I found my old Audiovox XV6600 Pocket PC in storage a few weeks ago and have been trying to get it back in working order.

As you can imagine, the original battery had ballooned after 15 years in a box, but after a quick eBay adventure I was able to get a replacement fairly quickly. Surprisingly, that was all it needed to get working again!

Not exactly the sexiest of devices, I loved this little guy when I first got it. A gift from my uncle for helping him with some technical stuff at work, I used every part of the proverbial buffalo for years.

Class notes, scheduling, (delayed) emails… it was like night and day when compared with the flip phone I had before. That said, it wasn’t all sunshine and roses. Memory was at a premium, so a dead battery meant that my contacts, calendars, and everything else were lost until I could sync to my computer again, and since I couldn’t afford a wifi module or bluetooth dongle, the web browser was effectively useless.

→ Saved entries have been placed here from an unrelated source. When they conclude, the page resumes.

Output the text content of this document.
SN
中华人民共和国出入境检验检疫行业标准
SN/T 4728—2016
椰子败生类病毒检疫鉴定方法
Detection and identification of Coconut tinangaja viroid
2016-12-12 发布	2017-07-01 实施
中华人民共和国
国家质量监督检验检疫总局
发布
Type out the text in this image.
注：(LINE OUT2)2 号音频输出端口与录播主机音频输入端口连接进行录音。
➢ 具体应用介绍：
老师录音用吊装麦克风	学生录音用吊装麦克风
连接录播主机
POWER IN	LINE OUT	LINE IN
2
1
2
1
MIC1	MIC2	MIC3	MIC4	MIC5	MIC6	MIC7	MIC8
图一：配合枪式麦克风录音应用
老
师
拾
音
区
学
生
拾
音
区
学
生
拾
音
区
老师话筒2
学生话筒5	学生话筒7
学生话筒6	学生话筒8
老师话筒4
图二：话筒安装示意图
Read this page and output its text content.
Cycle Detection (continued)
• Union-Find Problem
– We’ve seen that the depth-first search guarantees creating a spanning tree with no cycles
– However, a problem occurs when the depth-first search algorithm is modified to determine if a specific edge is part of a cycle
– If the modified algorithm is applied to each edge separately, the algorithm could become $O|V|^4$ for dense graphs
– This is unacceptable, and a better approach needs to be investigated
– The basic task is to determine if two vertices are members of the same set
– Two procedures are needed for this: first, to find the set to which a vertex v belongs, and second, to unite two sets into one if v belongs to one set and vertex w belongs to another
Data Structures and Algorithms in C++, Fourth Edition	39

But that wasn’t the point. As a budding professional nerd, there was something magical about having a computer in my pocket. And as much as my friends teased me for having such a “huge phone,” I couldn’t care less. It felt like having a sneak preview of the future (a future where the phones were twice the size of my humble Pocket PC).

It’s been a few days now, and so far it gives me the same feels that it used to, but now I can appreciate the quirks more. Thanks to a collection of old dongles and wifi modules, I’ve got it on the internet (something that is impressively usable thanks to Opera Mini 5.1 and have it syncing with my old Windows XP laptop. Unlike my excursion into LineageOS, I actually have a plan for this thing…

I’m going to use it to manage my technostalgic experiments. The tasks list is great, and I can keep my notes in context (I’m even writing this on it). Most importantly, I can give it a purpose, which means it won’t be languishing in a box anymore.

Now all I have to do is get some email set up and get tapped into the retro computing scene with a little more gusto.